Hacking old or vulnerable devices is an issue, but why would anyone try to hack devices that are no longer supported or running old software? To gain control? To spy on people? The answer is not simple.
Table of Contents
The end is near – for your device
There comes a time when a device becomes obsolete, either because it becomes too slow, or because its owner buys a new one, or because it lacks features compared to modern devices, with the manufacturer turning its attention to a new model and featuring the old one as an end-of-life (EOL) device.

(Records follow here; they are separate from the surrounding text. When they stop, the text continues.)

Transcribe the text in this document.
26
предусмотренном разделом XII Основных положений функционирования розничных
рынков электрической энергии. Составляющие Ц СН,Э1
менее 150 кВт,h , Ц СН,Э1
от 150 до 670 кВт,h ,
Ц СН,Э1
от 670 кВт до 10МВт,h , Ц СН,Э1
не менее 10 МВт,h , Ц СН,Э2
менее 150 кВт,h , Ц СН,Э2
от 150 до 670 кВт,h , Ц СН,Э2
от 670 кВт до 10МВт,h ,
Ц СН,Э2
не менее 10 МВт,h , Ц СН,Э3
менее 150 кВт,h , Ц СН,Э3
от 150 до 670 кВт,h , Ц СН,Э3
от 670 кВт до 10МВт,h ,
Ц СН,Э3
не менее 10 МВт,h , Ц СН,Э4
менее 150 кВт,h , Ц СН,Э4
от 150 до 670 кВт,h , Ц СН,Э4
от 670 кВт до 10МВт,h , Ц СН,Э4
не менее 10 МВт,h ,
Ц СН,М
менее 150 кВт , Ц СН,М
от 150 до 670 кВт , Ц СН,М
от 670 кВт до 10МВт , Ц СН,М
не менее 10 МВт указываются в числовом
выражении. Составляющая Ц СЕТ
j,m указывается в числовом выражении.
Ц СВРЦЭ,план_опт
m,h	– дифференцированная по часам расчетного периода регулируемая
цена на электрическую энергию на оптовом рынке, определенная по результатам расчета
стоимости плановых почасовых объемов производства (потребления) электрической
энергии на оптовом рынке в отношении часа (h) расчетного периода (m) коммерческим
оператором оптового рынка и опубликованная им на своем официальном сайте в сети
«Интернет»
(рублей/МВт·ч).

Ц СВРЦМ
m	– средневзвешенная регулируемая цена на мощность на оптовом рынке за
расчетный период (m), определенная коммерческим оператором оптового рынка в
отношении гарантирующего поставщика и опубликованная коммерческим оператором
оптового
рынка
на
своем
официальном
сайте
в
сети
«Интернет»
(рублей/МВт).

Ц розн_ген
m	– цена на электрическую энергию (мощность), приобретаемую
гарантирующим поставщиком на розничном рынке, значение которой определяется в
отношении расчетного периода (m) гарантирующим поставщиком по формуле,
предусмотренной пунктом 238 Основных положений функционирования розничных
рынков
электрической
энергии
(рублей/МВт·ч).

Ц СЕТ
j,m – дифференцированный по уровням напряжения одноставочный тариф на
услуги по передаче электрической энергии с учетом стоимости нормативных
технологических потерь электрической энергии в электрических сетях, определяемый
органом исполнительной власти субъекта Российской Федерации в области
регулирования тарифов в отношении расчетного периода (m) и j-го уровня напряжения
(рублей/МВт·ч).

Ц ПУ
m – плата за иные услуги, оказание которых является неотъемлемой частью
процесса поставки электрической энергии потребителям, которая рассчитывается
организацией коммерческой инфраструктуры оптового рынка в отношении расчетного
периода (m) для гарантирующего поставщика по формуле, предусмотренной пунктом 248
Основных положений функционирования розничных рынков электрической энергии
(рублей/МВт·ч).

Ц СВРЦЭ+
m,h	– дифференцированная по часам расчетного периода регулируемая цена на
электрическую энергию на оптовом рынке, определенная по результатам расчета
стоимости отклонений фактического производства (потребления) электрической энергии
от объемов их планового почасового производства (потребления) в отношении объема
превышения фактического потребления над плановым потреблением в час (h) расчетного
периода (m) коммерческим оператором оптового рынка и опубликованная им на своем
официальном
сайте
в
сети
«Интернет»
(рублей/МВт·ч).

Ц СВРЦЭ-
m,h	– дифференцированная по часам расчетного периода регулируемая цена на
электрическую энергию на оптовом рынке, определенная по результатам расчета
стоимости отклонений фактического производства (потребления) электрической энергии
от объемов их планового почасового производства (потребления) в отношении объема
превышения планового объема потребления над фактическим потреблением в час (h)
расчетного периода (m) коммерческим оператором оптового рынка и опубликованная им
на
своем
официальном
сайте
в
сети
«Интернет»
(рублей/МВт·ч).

At this stage, manufacturers stop marketing, selling or providing parts, service or software updates for the product. This can mean many things, but from our perspective, it means that the security of the device is no longer properly supported, leaving the end user vulnerable, says Márk Szabó from the ESET team.
After the end of support, cybercriminals start to gain the upper hand. Devices such as cameras, video conferencing systems, routers and smart locks have operating systems or firmware that, when they become outdated, no longer receive security updates, leaving the door open to hacking or other malicious use.
According to estimates, there are around 17 billion IoT (Internet of Things) devices in the world – from cameras to smart TVs – and this number is constantly growing. Let's assume that a third of them will be considered obsolete in five years. That would mean over 5,6 billion devices could be vulnerable – not immediately, but as support ends, the likelihood would increase.
All too often, these vulnerable devices can end up as parts of a botnet – a network of devices turned into zombies at the command of a hacker.
One man's trash, another man's treasure
A good example of a botnet exploiting vulnerable IoT devices was Mozi. This botnet was notorious for hijacking hundreds of thousands of internet-connected devices every year. Once compromised, these devices were used for various malicious activities such as stealing data and delivering malware payloads. The botnet was very persistent and capable of rapid expansion, but was neutralized in 2023.
Exploiting vulnerabilities in a device like an IoT camera could allow an attacker to use it as a surveillance tool and spy on you and your family. Remote cybercriminals could take over vulnerable Internet-connected cameras once their IP addresses are revealed, without first having access to the camera or knowing its passwords. The list of vulnerable IoT devices is long, with manufacturers not taking on the task of patching – indeed, this is not possible when a manufacturer has gone out of business.
Why would anyone use an old device that even the manufacturer doesn't support? Whether it's a lack of information or reluctance to buy a new product, the reasons can be many and logical. However, this does not mean that these devices should remain in use – especially when they stop receiving security updates.
Alternatively, why not give them a new purpose?
Old devices, new uses
Due to the abundance of IoT devices a new trend has emerged: the repurposing of old devices for new uses. For example, turning your old iPad into a home control device, or using an old phone as a digital picture frame or GPS in the car. The possibilities are many, but even in this case you should again consider the issue of security - these electronic devices should not be connected to the internet due to their vulnerable nature.
On the other hand, getting rid of an old device by throwing it away is not a good idea at all from a security perspective. In addition to the environmental angle of avoiding pollution, old devices can contain troves of confidential information collected during their lifetime.
Again, unsupported devices can end up as zombies in a botnet – a network of compromised devices controlled by an attacker and used for malicious purposes. These zombie devices most often end up being used for distributed denial of service (DDoS) attacks.
Botnets can cause a lot of damage, and it often takes a coalition (often consisting of law enforcement from multiple countries working with cybersecurity authorities and vendors) to neutralize or disrupt a botnet, as in the case of the Emotet botnet. However, botnets are very resilient and could re-emerge after a disruption, causing further incidents.
Smart world, smart criminals and zombies
There is much more that can be said about how smart devices offer more opportunities for fraudsters to take advantage of unsuspecting users and businesses.
The bottom line is that you should always keep your devices up-to-date, and when that's not possible, try to safely retire them (erasing old data), replace them with a new device after a safe retirement, or use them to a new purpose.
Old devices can become an easy target for cybercriminals, so by keeping them disconnected from the internet or stopping their use, you can feel safe and protected from any harm through them says ESET.